A DevSecOps automation program needs a lot of technical tools and cultural aspects to make it work. Security teams need static analysis tools to verify code, 3rd party library analysis to check dependencies, separate analysis to verify infrastructure as code (IaC) configuration , scanners to check for container issues, tools to test the running system, cloud security checks, and infrastructure testing for patches and ports. They also need to match these tools to the right technology used by each team and keep up with constant changes.
Given all of these complexities, how can DevSecOps teams overcome these challenges and build an effective DevSecOps program with the right set of tools?
Here are some tips to help them along the way.
Keep security processes flexible
Your teams will use different technology stacks, different languages, frameworks, etc. If you tie your process too tightly to a few tools, it will be more difficult to insert new checks when things change. Remember, the goal is a consistent, repeatable security process with the right visibility — the technical tools help with that, but they don’t make up the whole process. What security checks will you need in 12 months that you don’t have now? How about 36 months? These are questions that need to be asked constantly.
Automation is your friend
If development pipelines are working correctly and automatically, manual security steps won’t fit into the process. Automating security tools together, from orchestrating their execution to aggregating their responses and managing issues, will save you a lot of time and give you the results you need based on your releases.

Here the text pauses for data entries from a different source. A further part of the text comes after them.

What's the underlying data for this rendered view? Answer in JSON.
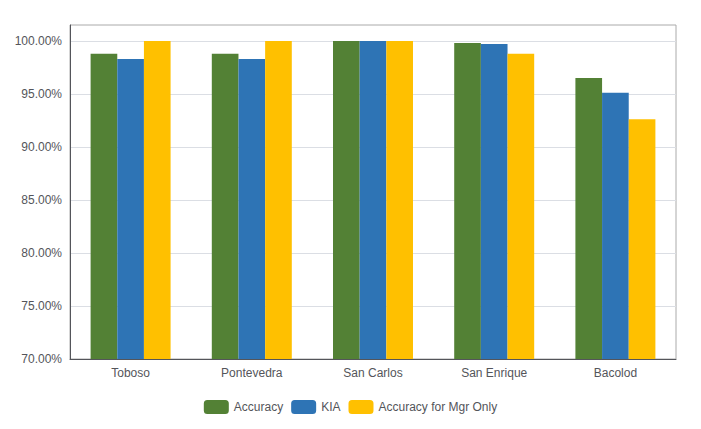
{
  "chart_data": {
    "type": "bar",
    "categories": [
      "Toboso",
      "Pontevedra",
      "San Carlos",
      "San Enrique",
      "Bacolod"
    ],
    "series": [
      {
        "name": "Accuracy",
        "color": "#538135",
        "values": [
          98.8,
          98.8,
          100.0,
          99.8,
          96.5
        ]
      },
      {
        "name": "KIA",
        "color": "#2E74B5",
        "values": [
          98.3,
          98.3,
          100.0,
          99.7,
          95.1
        ]
      },
      {
        "name": "Accuracy for Mgr Only",
        "color": "#FFC000",
        "values": [
          100.0,
          100.0,
          100.0,
          98.8,
          92.6
        ]
      }
    ],
    "ylim": [
      70,
      101.5
    ],
    "yticks": [
      {
        "value": 70,
        "label": "70.00%"
      },
      {
        "value": 75,
        "label": "75.00%"
      },
      {
        "value": 80,
        "label": "80.00%"
      },
      {
        "value": 85,
        "label": "85.00%"
      },
      {
        "value": 90,
        "label": "90.00%"
      },
      {
        "value": 95,
        "label": "95.00%"
      },
      {
        "value": 100,
        "label": "100.00%"
      }
    ],
    "grid": true,
    "legend": "bottom"
  }
}
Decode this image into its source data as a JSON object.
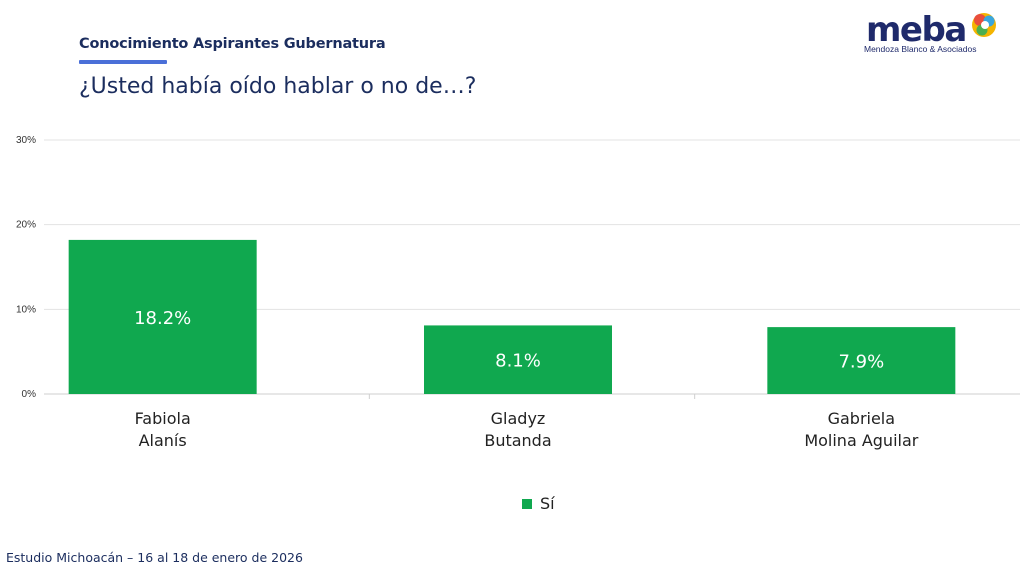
{
  "header": {
    "title": "Conocimiento Aspirantes Gubernatura",
    "question": "¿Usted había oído hablar o no de…?"
  },
  "logo": {
    "word": "meba",
    "subtitle": "Mendoza Blanco & Asociados",
    "icon": "colorful-circles-icon"
  },
  "chart_data": {
    "type": "bar",
    "categories": [
      [
        "Fabiola",
        "Alanís"
      ],
      [
        "Gladyz",
        "Butanda"
      ],
      [
        "Gabriela",
        "Molina Aguilar"
      ]
    ],
    "series": [
      {
        "name": "Sí",
        "values": [
          18.2,
          8.1,
          7.9
        ],
        "labels": [
          "18.2%",
          "8.1%",
          "7.9%"
        ],
        "color": "#10a84f"
      }
    ],
    "ylim": [
      0,
      30
    ],
    "yticks": [
      "0%",
      "10%",
      "20%",
      "30%"
    ],
    "ytick_values": [
      0,
      10,
      20,
      30
    ],
    "grid": true,
    "legend": "bottom"
  },
  "footer": {
    "text": "Estudio Michoacán – 16 al 18 de enero de 2026"
  }
}
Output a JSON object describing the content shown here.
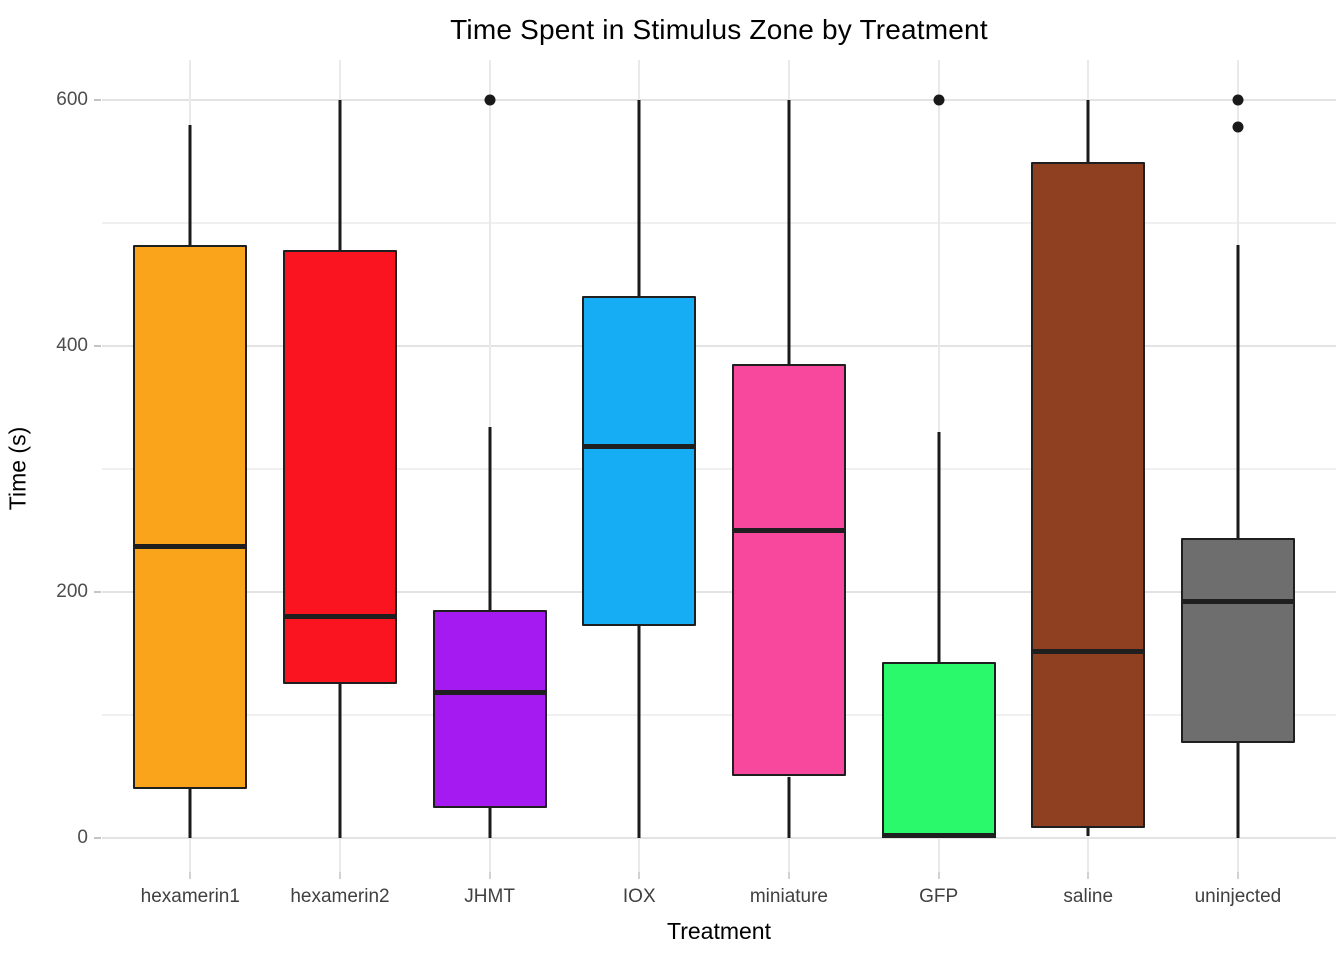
{
  "chart_data": {
    "type": "boxplot",
    "title": "Time Spent in Stimulus Zone by Treatment",
    "xlabel": "Treatment",
    "ylabel": "Time (s)",
    "ylim": [
      0,
      620
    ],
    "grid": true,
    "legend": "none",
    "y_major_ticks": [
      0,
      200,
      400,
      600
    ],
    "y_minor_gridlines": [
      100,
      300,
      500
    ],
    "categories": [
      "hexamerin1",
      "hexamerin2",
      "JHMT",
      "IOX",
      "miniature",
      "GFP",
      "saline",
      "uninjected"
    ],
    "series": [
      {
        "name": "hexamerin1",
        "color": "#F9A41B",
        "whisker_low": 0,
        "q1": 40,
        "median": 237,
        "q3": 482,
        "whisker_high": 580,
        "outliers": []
      },
      {
        "name": "hexamerin2",
        "color": "#F9141F",
        "whisker_low": 0,
        "q1": 125,
        "median": 180,
        "q3": 478,
        "whisker_high": 600,
        "outliers": []
      },
      {
        "name": "JHMT",
        "color": "#A61AF2",
        "whisker_low": 0,
        "q1": 24,
        "median": 118,
        "q3": 185,
        "whisker_high": 334,
        "outliers": [
          600
        ]
      },
      {
        "name": "IOX",
        "color": "#17ADF5",
        "whisker_low": 0,
        "q1": 172,
        "median": 318,
        "q3": 441,
        "whisker_high": 600,
        "outliers": []
      },
      {
        "name": "miniature",
        "color": "#F8489E",
        "whisker_low": 0,
        "q1": 50,
        "median": 250,
        "q3": 385,
        "whisker_high": 600,
        "outliers": []
      },
      {
        "name": "GFP",
        "color": "#29F96B",
        "whisker_low": 0,
        "q1": 0,
        "median": 2,
        "q3": 143,
        "whisker_high": 330,
        "outliers": [
          600
        ]
      },
      {
        "name": "saline",
        "color": "#8E4020",
        "whisker_low": 2,
        "q1": 8,
        "median": 152,
        "q3": 550,
        "whisker_high": 600,
        "outliers": []
      },
      {
        "name": "uninjected",
        "color": "#6E6E6E",
        "whisker_low": 0,
        "q1": 77,
        "median": 192,
        "q3": 244,
        "whisker_high": 482,
        "outliers": [
          600,
          578
        ]
      }
    ]
  },
  "colors": {
    "background": "#FFFFFF",
    "box_border": "#1F1F1F",
    "grid_major": "#E3E3E3",
    "grid_minor": "#F0F0F0",
    "tick_label": "#4D4D4D",
    "axis_text": "#000000"
  }
}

Keep an eye on your return on investment
It is very common for expensive business tools to be underutilized; you have the licenses for repeated testing and you have frequent code drops, but processes or integrations mean that tests are not applied as often as needed or results take time to collect and process. Explore ways to easily integrate business tools into existing processes.
There’s nothing like a free lunch
The open source community provides great security tools, but remember: there is a cost associated with the time it takes your teams to use them and manage releases. Developers learning to run them in the time it takes to actually run them or fetch the results or deal with false positives, it’s not free. A “free” tool that costs two hours of work each version may not be worth it.
DevSecOps is about collaboration
Integrating security controls into development processes, CI/CD pipelines, ticketing systems, and sprint meetings helps security be part of the development process, but not all developers are or want to be security experts. Consider how development and security objectives can meet each other. How can developers include security without too much effort and thought? How can security help deliver the tools and help triage issues in developer pipelines? How can the process be aligned with auditor tools and with correct profiles, and not just zeroed out to avoid reporting issues? How can security add value at scale to help developers resolve issues faster, regardless of the tool used?